Spoilers: Each month I plan to review at least one classic novel from the 19th early 20th century. These books are some of my favorites and I feel in a blog of book reviews, that it is important to remember the OG classics.

This is the first of two Valentine's Day Classics that I will review this month
Though Anne Bronte isn't near as well known as her sisters, Charlotte and Emily, her book, The Tenant of Wildfell Hall deserves to stand out as a classic alongside Jane Eyre and Wuthering Heights. Personally, I liked Jane Eyre better, but found Tenant of Wildfell Hall a much better book than Wuthering Heights (which as many Readers will recall I read last year to much dislike ). I found Tenant's lead character a stronger protagonist and it made an interesting commentary to Bronte's sister's books.

Helen Graham-Huntington arrives in a village becoming the target of gossip and scandal among the locals. She also becomes the object of local landowner Gilbert Markham's affections. At first, he is enamored and jealous of the woman even attacking a man that he mistakes to be her lover. But then he learns of her story and becomes a better character defending her against attacks.

The middle half of the book which recounts Helen's story is better than the beginning. Here we find Helen, a passionate young woman determined to marry for love. What she gets instead is Arthur Huntington, a charismatic and brutal man who devolves into an abusive alcoholic. 

The Tenant of Wildfell Hall has a very strong female lead with Helen. While she is in an impossible situation, she never allows herself to lose her resolve. She saves money and paints on the side to earn a living to leave. She lectures and protects her young son, hoping for him not to end up like his father.
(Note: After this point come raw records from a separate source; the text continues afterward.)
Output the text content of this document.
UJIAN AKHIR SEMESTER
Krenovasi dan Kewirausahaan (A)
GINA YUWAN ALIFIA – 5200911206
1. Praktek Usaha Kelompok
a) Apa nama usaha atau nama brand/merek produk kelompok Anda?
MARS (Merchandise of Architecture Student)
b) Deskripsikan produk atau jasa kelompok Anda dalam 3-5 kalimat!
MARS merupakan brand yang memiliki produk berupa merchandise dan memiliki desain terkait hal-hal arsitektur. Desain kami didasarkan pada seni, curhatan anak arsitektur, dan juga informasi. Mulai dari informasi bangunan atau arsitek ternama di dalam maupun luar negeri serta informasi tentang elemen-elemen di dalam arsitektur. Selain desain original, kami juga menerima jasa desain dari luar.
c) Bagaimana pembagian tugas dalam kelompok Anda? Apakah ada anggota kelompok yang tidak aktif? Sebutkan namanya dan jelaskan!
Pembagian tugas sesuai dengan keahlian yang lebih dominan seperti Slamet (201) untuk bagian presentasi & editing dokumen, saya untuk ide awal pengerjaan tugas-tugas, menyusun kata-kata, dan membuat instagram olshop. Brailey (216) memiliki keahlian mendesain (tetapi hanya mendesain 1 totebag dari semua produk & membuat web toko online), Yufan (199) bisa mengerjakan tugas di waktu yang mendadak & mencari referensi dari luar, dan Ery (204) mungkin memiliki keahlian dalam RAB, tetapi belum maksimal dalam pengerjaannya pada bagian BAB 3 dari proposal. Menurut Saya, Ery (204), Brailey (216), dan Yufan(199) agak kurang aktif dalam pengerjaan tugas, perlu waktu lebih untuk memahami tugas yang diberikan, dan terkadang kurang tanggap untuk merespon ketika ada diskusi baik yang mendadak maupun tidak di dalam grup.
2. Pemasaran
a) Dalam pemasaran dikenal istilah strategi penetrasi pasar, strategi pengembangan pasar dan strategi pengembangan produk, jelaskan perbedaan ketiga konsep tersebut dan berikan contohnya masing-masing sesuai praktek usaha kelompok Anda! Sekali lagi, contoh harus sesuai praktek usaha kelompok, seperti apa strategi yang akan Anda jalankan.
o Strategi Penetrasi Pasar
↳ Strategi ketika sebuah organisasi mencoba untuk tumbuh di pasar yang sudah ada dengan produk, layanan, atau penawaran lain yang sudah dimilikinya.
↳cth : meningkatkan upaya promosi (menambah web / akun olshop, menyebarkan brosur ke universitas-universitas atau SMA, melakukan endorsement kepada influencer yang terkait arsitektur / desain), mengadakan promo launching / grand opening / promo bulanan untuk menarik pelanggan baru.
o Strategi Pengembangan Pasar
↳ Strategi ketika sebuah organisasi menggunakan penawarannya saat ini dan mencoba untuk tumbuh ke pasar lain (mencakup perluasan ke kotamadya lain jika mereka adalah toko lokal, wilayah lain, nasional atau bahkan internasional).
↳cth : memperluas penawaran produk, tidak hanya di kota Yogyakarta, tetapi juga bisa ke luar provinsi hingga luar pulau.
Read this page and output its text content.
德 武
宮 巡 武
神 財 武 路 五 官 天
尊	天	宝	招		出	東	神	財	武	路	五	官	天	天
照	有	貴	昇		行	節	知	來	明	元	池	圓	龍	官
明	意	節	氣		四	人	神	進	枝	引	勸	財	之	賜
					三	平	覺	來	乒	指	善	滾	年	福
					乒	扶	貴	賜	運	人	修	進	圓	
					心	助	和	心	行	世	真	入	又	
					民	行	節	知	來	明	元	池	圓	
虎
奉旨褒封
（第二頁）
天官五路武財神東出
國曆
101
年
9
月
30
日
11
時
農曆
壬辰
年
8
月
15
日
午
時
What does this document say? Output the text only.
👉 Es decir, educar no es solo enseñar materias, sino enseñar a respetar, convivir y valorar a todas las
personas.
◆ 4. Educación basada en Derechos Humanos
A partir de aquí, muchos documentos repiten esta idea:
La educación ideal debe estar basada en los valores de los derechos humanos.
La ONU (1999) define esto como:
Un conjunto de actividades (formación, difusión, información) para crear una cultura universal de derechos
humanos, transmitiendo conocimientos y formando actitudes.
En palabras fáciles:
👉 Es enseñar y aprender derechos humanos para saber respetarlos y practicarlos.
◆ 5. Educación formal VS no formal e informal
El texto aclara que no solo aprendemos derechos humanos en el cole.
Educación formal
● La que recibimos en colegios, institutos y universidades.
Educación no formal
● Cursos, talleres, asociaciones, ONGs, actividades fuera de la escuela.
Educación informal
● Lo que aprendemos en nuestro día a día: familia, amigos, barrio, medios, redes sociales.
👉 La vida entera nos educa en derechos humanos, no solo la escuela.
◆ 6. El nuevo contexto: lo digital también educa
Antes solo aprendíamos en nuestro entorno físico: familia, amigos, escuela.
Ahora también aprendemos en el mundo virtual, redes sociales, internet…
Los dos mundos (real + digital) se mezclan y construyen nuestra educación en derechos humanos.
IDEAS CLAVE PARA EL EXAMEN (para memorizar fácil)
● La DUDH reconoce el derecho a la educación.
She also does what many women of her day would not do: she leaves him to start a new life. She is a much better character than either of her suitors, the abusive, Arthur and brash, Markham.

The other point of interest with Tenant is how it stands in relation to Anne's sister's works. While Charlotte and Emily Bronte's works are more Romantic and passionate in nature, Anne's appears to be more Realistic. In her writing Anne Bronte's characters live in dark creepy mansions in the country and have forbidden secrets but they still deal with real world problems, such as alcoholism, infidelity, divorce.It's almost as though Anne were saying "This is what really would happen if Cathy had married Heathcliff and lived all her life in isolation. It's not pretty is it?"

The Tenant of Wildfell Hall could stand to be a commentary on Anne's sister's books the Realism that contrasts with the Romance making a complete picture of the sisters' works and lives.